The UK is cram-packed full of historically interesting sights and places of interest portraying the island’s colourful and diverse history. From Viking remains in York to battle sites spanning hundreds of years, keen historians will have no problem putting together an itinerary of exploration.
If, however, your interest in history has less to do with castles or the Industrial Revolution and more to do with the history of English language within the UK, the way in which our linguistic practices have altered over the years and what has caused many of these variations, then there are still plenty of places of interest to visit.
Together with his wife, Hilary, renowned linguist David Crystal has put together a guidebook called Wordsmiths and Warriors which details a number of tourist attractions and must-see locations, all of which have had a historical impact on the English language of today.
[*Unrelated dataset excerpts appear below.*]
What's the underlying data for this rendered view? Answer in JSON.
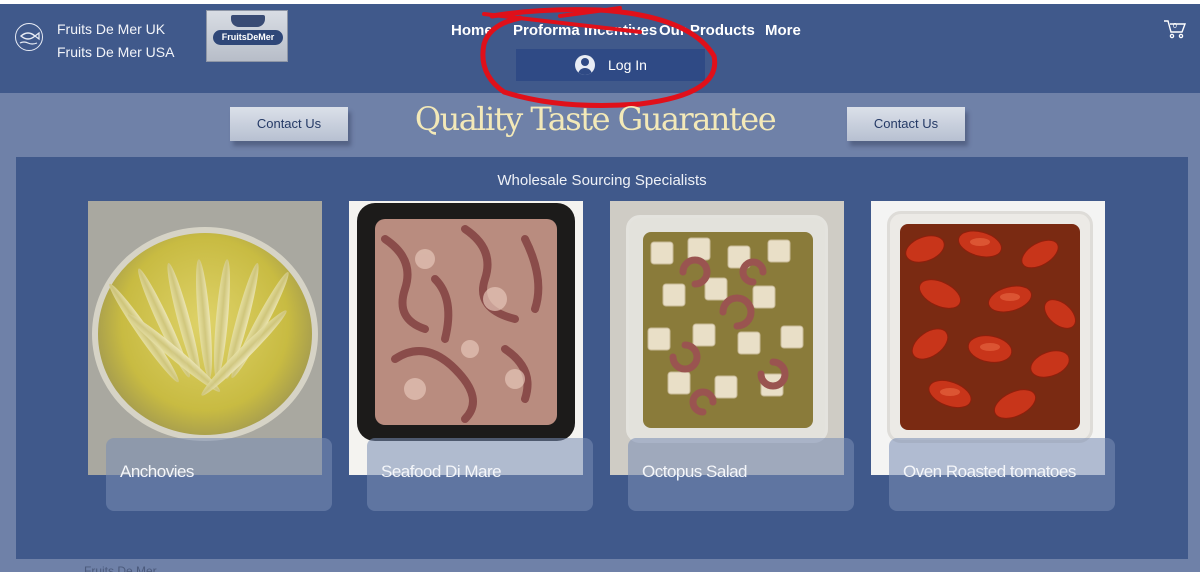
{
  "header": {
    "regions": [
      "Fruits De Mer UK",
      "Fruits De Mer USA"
    ],
    "brand_logo_text": "FruitsDeMer",
    "nav": [
      "Home",
      "Proforma Incentives",
      "Our Products",
      "More"
    ],
    "login_label": "Log In"
  },
  "hero": {
    "title": "Quality Taste Guarantee",
    "contact_left": "Contact Us",
    "contact_right": "Contact Us"
  },
  "products": {
    "subtitle": "Wholesale Sourcing Specialists",
    "items": [
      {
        "name": "Anchovies"
      },
      {
        "name": "Seafood Di Mare"
      },
      {
        "name": "Octopus Salad"
      },
      {
        "name": "Oven Roasted tomatoes"
      }
    ]
  },
  "footer": {
    "text": "Fruits De Mer"
  },
  "colors": {
    "header_bg": "#40598b",
    "page_bg": "#6f81a8",
    "title_color": "#f3e9b8",
    "annotation_red": "#e0101a"
  },
  "icons": [
    "fish-logo-icon",
    "user-avatar-icon",
    "cart-icon"
  ]
}
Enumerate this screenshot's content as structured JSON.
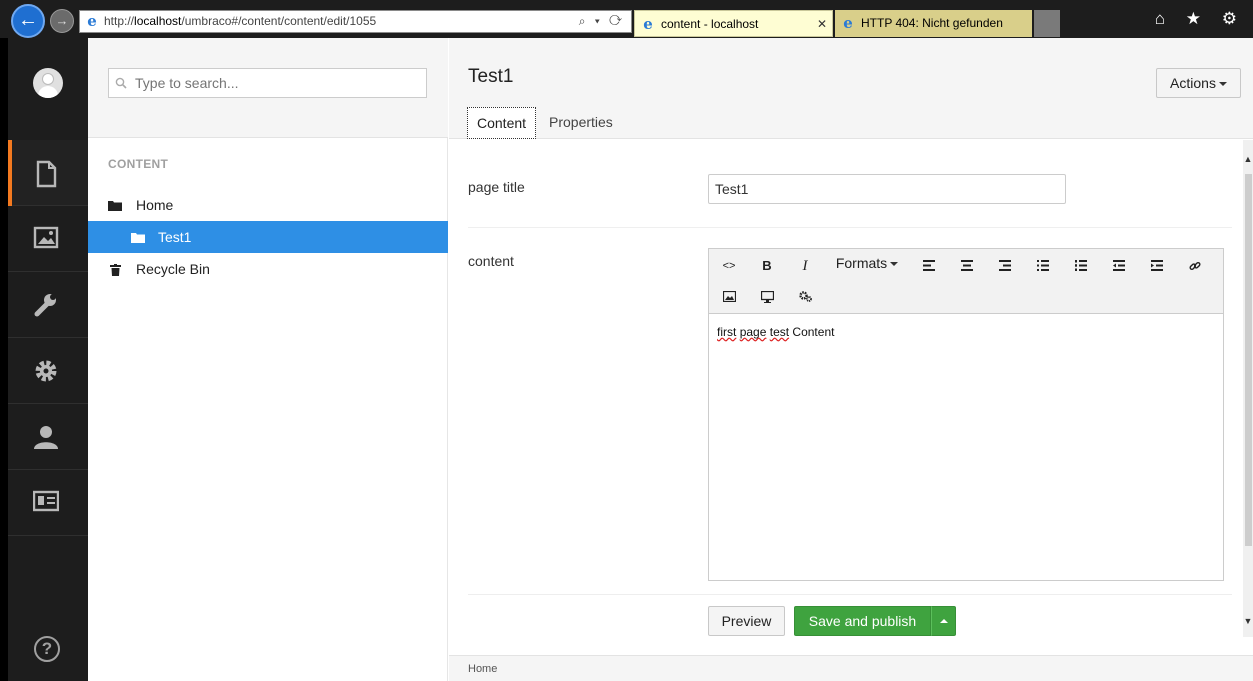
{
  "browser": {
    "url_prefix": "http://",
    "url_host": "localhost",
    "url_path": "/umbraco#/content/content/edit/1055",
    "address_tools": "⌕ ▾ ⟳",
    "tabs": [
      {
        "title": "content - localhost",
        "close": "✕"
      },
      {
        "title": "HTTP 404: Nicht gefunden"
      }
    ],
    "toolbar_icons": "⌂ ★ ⚙",
    "back": "←",
    "forward": "→"
  },
  "tree": {
    "search_placeholder": "Type to search...",
    "section_label": "CONTENT",
    "items": [
      {
        "label": "Home"
      },
      {
        "label": "Test1"
      },
      {
        "label": "Recycle Bin"
      }
    ]
  },
  "sections": {
    "help": "?"
  },
  "editor": {
    "page_name": "Test1",
    "actions_label": "Actions",
    "tabs": [
      {
        "label": "Content"
      },
      {
        "label": "Properties"
      }
    ],
    "properties": {
      "page_title_label": "page title",
      "page_title_value": "Test1",
      "content_label": "content"
    },
    "rte": {
      "formats_label": "Formats",
      "code_label": "<>",
      "bold_label": "B",
      "italic_label": "I",
      "body_word1": "first",
      "body_word2": "page",
      "body_word3": "test",
      "body_word4": "Content"
    },
    "preview_label": "Preview",
    "save_publish_label": "Save and publish",
    "breadcrumb": "Home"
  }
}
David Crystal has written over one hundred books on languages and this tourist guide, perfect for those intending to visit the sites themselves, or just to enjoy some armchair travel, has become an extremely popular text. Here is a small selection of the sites which David and Hilary insist should be visited in order to better understand the origins of our language.
North Nibley – The First English Bible
The 1525 translation into English of the Bible, by William Tyndale, caused a great amount of controversy, with the English powers of the time condemning the translation – which had been published abroad – and ordering all copies to be burned. Interestingly, this translation contains the initial introductions to well-known English phrases such as “stumbling block” and “powers that be”. A monument to Tyndale stands in North Nibley, where you may climb over a hundred steps to reach a vantage point from which the surrounding countryside may be clearly seen and appreciated.
Norfolk – Evidence of the First Recorded English Word
Caistor St. Edmund in Norfolk was the home of a famous cremation urn discovered as part of a local archaeologist gig. The urn was engraved with the word “Raihan” which historians and linguists believe translates into the modern English for “roe deer”. Experts believe that the bone found within the urn, which was engraved with runes, came from a roe deer.
Suffolk – First Recorded English Sentence
Moving on to Suffolk this time, where a small golden disc was found by a farmer. The disc was engraved with the Anglo Frisian runes: “Gaeogogae maegae medu”, which, although unconfirmed, appear to translate roughly as “This howling she-wolf is a reward to my kinsman”. If correct, this linguistic piece of history speaks as much to the culture of the time as the language.
Pegwell Bay in Kent was the landing site for the Germanic tribes who conquered the Eastern portions of England in the 5th century. The invasion was led by two brothers, Hengist and Horsa, and a replica of their ship may still be seen at Pegwell Bay.
Lichfield – the Home of Samuel Johnson
In Lichfield, Staffordshire stands a museum which houses a great number of personal papers and items relating to Samuel Johnson. Johnson’s renowned dictionary helped shape the English language and encouraged the compilation and use of dictionaries moving forward.